Attorneys for terrorist suspect, and former Texas Tech student, Khalid Ali-M Aldawsari are challenging evidence planning to be used by the prosecution during the April 30 trial.

Aldawsari’s defense team, which currently consists of Rod Hobson of Lubbock and Dan Cogdell and Paul Doyle of Houston, asked U.S. District Judge Sam Cummings to not allow government prosecutors to show two videos and photographs demonstrating a government test of explosions and any information from Aldawsari’s computer that depicts or promotes death, torture or terrorist groups.

A suppression hearing was also set in March to determine whether the evidence uncovered leading to the accused’s arrest was obtained illegally and should not be revealed to the jury during the April 30 trial, or if the evidence is protected under the Foreign Intelligence Surveillance Act.

A court hearing took place Oct. 29 for Cummings to consider a defense motion challenging the use of certain evidence in the upcoming trial.

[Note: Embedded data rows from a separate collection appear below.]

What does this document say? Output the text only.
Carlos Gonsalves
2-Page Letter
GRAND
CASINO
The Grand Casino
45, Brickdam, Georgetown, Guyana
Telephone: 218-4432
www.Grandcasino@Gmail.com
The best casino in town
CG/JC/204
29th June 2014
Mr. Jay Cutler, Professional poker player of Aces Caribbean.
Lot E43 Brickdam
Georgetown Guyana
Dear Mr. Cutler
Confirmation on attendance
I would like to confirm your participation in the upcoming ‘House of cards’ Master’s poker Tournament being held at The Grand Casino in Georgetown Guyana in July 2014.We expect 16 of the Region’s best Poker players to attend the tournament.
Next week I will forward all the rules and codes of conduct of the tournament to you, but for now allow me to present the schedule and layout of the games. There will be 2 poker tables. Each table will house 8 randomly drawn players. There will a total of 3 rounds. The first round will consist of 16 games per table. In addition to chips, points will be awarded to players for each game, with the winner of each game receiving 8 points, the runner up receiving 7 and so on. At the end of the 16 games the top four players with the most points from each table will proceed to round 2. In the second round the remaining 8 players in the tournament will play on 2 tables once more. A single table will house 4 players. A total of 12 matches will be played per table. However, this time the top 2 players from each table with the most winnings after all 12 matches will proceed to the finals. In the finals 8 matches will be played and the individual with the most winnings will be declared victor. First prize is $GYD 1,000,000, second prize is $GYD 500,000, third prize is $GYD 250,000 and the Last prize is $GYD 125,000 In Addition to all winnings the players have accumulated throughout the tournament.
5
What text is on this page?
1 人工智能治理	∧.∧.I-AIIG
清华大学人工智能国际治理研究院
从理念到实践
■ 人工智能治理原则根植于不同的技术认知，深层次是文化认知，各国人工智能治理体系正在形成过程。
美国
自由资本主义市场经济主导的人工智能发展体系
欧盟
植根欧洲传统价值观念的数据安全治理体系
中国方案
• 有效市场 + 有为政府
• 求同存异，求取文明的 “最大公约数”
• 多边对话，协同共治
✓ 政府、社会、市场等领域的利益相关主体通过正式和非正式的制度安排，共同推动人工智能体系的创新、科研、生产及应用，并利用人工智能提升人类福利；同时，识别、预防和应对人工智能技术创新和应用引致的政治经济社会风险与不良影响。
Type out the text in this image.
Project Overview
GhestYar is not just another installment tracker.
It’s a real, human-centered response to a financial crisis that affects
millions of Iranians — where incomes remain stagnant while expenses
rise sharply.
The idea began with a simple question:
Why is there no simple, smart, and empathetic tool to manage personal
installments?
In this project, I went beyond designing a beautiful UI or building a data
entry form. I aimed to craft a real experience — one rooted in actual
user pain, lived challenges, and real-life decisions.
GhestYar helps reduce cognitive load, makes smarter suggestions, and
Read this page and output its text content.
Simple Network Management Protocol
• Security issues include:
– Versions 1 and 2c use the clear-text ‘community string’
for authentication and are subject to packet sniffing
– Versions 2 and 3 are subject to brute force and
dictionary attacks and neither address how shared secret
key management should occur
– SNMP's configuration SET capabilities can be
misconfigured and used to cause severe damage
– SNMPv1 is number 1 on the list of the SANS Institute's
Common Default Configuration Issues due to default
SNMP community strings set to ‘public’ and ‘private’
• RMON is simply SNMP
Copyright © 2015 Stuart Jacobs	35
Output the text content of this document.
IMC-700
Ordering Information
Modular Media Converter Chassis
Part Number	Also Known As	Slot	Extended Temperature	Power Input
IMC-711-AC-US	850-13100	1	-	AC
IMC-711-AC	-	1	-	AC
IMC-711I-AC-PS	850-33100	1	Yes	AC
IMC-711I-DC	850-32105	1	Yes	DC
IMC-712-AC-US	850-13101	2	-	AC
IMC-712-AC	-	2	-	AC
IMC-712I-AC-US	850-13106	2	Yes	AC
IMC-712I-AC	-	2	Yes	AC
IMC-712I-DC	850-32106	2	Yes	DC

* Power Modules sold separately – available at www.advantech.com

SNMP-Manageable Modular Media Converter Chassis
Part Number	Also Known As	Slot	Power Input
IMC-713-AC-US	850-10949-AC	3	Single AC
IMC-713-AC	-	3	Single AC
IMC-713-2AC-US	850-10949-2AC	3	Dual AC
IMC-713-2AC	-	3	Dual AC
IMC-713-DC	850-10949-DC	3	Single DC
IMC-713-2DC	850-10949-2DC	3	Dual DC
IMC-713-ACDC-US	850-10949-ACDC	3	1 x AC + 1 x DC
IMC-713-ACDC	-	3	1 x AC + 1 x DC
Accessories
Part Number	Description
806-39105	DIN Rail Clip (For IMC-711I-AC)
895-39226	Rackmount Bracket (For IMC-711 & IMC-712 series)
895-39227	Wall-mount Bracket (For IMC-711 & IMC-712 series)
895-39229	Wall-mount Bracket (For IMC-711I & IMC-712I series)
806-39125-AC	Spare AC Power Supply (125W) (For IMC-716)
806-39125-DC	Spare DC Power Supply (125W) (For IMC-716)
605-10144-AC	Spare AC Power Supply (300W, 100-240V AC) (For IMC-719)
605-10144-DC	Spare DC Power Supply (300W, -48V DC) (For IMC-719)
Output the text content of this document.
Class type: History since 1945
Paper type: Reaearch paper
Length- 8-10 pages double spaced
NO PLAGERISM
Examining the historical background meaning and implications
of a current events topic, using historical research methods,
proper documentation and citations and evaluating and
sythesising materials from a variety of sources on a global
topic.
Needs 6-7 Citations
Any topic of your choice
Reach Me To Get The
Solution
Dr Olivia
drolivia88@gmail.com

The motion also asked Cummings to let the defense team see the Foreign Intelligence Surveillance Act materials, which are classified and sealed.

They claimed the FISA is unconstitutional and the evidence obtained does not fall under the scope of FISA because the purpose of the FBI’s search was to carry out a criminal investigation and not to gather foreign intelligence.

Aldawsari entered the United States in September 2008 and transferred to Tech in August 2009, as a chemical engineering major. He then transferred to South Plains College in Levelland in January 2011 as a business major, because of his failing grades at Tech.

Aldawsari, who was born April 24, 1990, has citizenship from Saudi Arabia. Immigration records state he was lawfully admitted into the country via his F-1 student visa.

Carolina Biological Supply in Burlington, N.C., first notified FBI agents Feb. 1, 2011 of a suspicious purchase of phenol, made by Aldawsari. Phenol is defined as a toxic chemical with a variety of uses including the making of trinitrophenol, an explosive more commonly known as TNP.

The FBI conducted a search of Aldawsari’s apartment Feb. 14, 2011 with an order under FISA, where they then found a notebook with Arabic writing inside. The police report states the journal confirmed Aldawsari had been planning for years to commit a terrorist attack in the United States.

He was arrested Feb. 23, 2011. If convicted, Aldawsari could face life in prison.